Though 80 percent of coroners are appointed these days, many are still elected. According to NPR, 1,600 counties across the country—mainly sparsely populated areas—still select them by ballot. Many of these coroners have little to no medical experience, but you can’t say that about Andrea “Cricket” Coleman ’88, recently elected coroner of Columbia County, NY. Elected with 55 percent of the vote, she not only has a medical degree, but has also had residencies and fellowships in anatomic pathology and forensic pathology. She was employed as a forensic pathologist in the office of the New York City Medical Examiner for eight years. After her swearing-in ceremony in January, her duties will include going to the scene of homicides and accidental or other unattended deaths, and helping law enforcement officials determine the cause of such deaths.
We recently asked Coleman about her somewhat circuitous path from Vassar to the county coroner’s office.
Q. How did you choose Vassar, and what was your major?
A. I went to boarding school in Williamstown, MA, and was an apprentice at the theater festival there one summer when I was 15. I met and became friends with a girl who was starting at Vassar the following fall. I greatly admired her and became bent on going there as well. Additionally my best friend from high school was also going to Vassar. In a well thought out response to being put on the waiting list I decided I wouldn’t go to college at all. My parents vetoed that plan, so I spent fall semester at American University and transferred to Vassar for the spring semester of my freshman year. I majored in studio art.
Q. How does a studio art major become a coroner?
A. After college I drifted around the east coast painting and finally landed in New York City. I was painting commissioned portraits, designing needlepoint and working as a freelance graphic designer. When I was 26, I decided I wanted to be what I felt was a more interactive and productive member of society. For that reason, and a myriad of others, I decided to go to medical school (much to the surprise of my family and anyone who’d ever met me). With my Bachelor of Arts degree in hand, I enrolled in the post-baccalaureate pre-med program at Columbia University. I started medical school at SUNY Downstate in Brooklyn in 1998 and graduated in 2002. I did my residency in anatomic pathology at Mount Sinai Medical Center, and then did two years of fellowships (forensic pathology and cardiovascular and neuropathology) at the Office of Chief Medical Examiner in New York City, where I stayed on for the following eight years.
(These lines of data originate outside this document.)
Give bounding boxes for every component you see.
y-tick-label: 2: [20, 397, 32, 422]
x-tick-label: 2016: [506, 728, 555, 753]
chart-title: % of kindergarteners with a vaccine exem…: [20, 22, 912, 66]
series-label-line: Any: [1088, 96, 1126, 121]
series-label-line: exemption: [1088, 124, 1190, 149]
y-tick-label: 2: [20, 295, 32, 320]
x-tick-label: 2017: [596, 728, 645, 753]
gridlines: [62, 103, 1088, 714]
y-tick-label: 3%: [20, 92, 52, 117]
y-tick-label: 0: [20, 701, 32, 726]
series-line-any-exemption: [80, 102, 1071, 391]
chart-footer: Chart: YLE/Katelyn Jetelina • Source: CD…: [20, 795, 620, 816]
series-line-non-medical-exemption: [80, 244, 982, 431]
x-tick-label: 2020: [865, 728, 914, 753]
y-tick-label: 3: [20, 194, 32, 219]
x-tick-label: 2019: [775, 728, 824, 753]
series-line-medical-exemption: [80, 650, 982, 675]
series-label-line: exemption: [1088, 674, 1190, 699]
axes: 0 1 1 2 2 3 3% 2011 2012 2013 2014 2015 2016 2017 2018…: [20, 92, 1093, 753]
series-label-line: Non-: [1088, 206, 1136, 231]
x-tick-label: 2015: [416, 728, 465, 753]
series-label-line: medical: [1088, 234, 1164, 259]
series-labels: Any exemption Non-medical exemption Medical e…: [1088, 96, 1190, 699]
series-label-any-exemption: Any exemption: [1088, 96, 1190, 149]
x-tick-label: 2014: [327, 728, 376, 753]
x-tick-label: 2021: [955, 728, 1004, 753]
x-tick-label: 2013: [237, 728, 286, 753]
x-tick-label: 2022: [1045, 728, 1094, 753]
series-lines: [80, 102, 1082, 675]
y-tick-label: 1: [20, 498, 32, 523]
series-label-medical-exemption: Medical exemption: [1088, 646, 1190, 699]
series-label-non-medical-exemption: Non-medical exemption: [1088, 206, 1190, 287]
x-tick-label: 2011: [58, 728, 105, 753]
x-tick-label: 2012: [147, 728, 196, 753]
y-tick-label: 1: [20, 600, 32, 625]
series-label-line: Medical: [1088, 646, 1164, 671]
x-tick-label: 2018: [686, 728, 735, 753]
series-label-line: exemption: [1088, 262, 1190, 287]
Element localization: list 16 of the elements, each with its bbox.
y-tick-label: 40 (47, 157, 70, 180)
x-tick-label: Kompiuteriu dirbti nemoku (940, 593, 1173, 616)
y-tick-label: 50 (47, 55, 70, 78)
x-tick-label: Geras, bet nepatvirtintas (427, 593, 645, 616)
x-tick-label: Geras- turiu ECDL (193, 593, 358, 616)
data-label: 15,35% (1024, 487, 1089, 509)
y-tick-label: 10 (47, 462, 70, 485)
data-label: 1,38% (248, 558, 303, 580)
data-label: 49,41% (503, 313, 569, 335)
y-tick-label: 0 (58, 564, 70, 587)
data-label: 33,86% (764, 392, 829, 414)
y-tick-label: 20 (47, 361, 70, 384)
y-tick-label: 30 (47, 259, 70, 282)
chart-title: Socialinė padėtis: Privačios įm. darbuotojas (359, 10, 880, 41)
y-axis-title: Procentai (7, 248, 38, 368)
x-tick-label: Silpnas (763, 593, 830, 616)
Q. Why did you choose pathology as your specialty?
A. During the year after finishing the post-bac program and prior to starting medical school, it was recommended that one work in a lab for med school application purposes. Beyond looking good on an application I wasn’t terrifically interested in research or working in a lab. I determined that the most helpful thing for me going into my first year of medical school would be to get a leg up (ha!) on gross anatomy. I cold-called the New York City Medical Examiner’s Office and asked if they took interns. They said yes, I went for an interview, and I ended up in the DNA lab. I interned there for a year and was hired as a consultant the next year. During that time I also observed several autopsies and was fascinated. During medical school, I fell in love with surgery and applied to 10 surgical residencies and one pathology residency. When my match list was due I had a moment of clarity with regard to my future lifestyle -- I was already 34 at that point and couldn’t really see myself sleeping in the hospital for the next seven or eight years -- and ranked the pathology program #1.
Q. How did you land in Upstate New York?
A. My husband bought a weekend house in Columbia County in 2010 so we’d been spending time here since then and I loved it. In 2014 we decided to live there full time. While I love the city, I felt ready to simplify my life and concentrate again on painting; I resumed doing portraits for commission. It’s been surprisingly steady work with a lot less pressure. After a few years living in the country and working on my own, I again began to feel compelled to serve in some way outside myself. After this last presidential election, I joined the Columbia County Democratic Committee. When they were looking for a candidate for coroner, they approached me because of my work history and qualifications. It seemed the perfect solution. During my first year living up here I did contract work for the Dutchess County Medical Examiner, but I won’t be doing autopsies in my new job. The coroner responds to the death scene, determines whether or not an autopsy is necessary and ultimately issues the death certificate. The county has a contract with a forensic pathologist in Schenectady who performs the actual autopsies.
Q. What was it like running for office?
A. I’m a bit of an introvert, so campaigning itself wasn’t my favorite activity. While I did really enjoy meeting people across the county, public speaking was a challenge. This was my first foray into politics, so it was an incredible learning experience. I had the endorsements of the Working Families and Women’s Equality parties in addition to the Democrats, and I did quite a few meet-and-greets. But I ran because I wanted to contribute to my new community. As a medical examiner in New York City, I often dealt directly with the families of the decedents. That was an incredibly rewarding part of my work, and I expect I’ll be doing quite a bit of that as coroner.